Escrito por Eduardo Affonso
Quer ser (ou, pelo menos, parecer) fino, descolado, sofisticado, sagaz? Veio ao lugar certo, ao meu Côutchim de Finesse.
Você será tão mais fino quanto mais omisso for ao falar.
Pronto. É só isso. Acabou. Pode passar no caixa e pagar o investimento.
Gente fina não precisa explicar, usar substantivo e adjetivo (ou
substantivo e outro substantivo com função de adjetivo). Se o sujeito
diz que tomou um ótimo vinho Merlot, saiba que está diante de um
impostor. Quem entende de vinho nem fala a palavra “vinho” – diz apenas
que tomou um Merlot, um Malbec, um Syrah. Você que se vire para saber se
isso é vacina ou xarope.
Tenho recebido, por causa da pandemia, um monte de receitas, enviadas
por almas caridosas que creem que eu seja mesmo capaz de preparar algo
além de banana congelada batida no liquidificador. Sei se a receita
está à altura dos meus dotes culinários se vier explicadinha, tudo com
nome e sobrenome, que nem receita de pobre.
Se tiver “ponha açúcar mascavo”, eu considero a possibilidade de
experimentar. Falou “ponha mascavo”, já sei que não é pro meu bico.

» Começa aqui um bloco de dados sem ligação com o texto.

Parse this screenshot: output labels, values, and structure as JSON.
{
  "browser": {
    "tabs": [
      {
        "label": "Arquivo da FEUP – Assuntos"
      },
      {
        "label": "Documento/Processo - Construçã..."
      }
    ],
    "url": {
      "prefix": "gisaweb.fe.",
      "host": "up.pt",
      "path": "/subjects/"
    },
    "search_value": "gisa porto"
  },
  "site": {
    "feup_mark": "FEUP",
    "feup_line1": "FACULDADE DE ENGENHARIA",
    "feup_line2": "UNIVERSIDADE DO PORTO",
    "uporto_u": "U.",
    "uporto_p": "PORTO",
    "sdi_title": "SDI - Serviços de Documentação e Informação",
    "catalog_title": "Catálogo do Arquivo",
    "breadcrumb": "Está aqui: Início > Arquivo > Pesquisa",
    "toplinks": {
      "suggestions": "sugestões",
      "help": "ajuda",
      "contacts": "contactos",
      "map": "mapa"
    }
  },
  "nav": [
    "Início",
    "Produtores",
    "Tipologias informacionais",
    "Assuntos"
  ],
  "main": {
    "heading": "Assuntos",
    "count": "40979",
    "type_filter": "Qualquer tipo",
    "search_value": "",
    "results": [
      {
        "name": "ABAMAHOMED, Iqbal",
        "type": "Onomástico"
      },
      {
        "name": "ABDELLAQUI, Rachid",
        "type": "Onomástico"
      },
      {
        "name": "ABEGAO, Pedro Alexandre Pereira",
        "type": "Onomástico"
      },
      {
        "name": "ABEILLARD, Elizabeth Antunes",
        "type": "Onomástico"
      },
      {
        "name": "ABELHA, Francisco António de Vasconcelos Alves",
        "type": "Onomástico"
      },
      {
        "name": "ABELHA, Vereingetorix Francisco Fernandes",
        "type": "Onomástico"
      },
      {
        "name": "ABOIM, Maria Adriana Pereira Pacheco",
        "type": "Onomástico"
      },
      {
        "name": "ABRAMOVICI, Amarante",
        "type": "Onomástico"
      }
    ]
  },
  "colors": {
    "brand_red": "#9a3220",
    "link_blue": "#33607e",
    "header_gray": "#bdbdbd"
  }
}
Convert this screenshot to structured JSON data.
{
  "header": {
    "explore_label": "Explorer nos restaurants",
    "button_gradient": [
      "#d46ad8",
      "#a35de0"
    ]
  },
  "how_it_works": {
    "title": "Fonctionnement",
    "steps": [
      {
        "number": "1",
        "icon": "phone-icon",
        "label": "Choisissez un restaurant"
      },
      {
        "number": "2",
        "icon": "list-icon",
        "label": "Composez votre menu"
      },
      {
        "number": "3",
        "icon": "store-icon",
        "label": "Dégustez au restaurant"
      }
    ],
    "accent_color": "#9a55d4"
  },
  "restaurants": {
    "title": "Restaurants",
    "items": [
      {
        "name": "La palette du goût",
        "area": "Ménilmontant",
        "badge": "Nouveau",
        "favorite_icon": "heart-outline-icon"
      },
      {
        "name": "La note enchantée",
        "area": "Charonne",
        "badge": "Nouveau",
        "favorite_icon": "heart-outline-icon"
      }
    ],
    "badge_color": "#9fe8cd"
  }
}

Chegou outro dia uma que dizia “use demerara”. Como é que alguém diz
uma temeridade dessas a uma criatura que até outro dia só conhecia
açúcar pérola e açúcar cristal? “Use demerara” é coisa de hipnotizador,
de filme de agente secreto, de livro do Dan Brown.
Pobre fala para ser entendido. Rico tem a necessidade de soar enigmático.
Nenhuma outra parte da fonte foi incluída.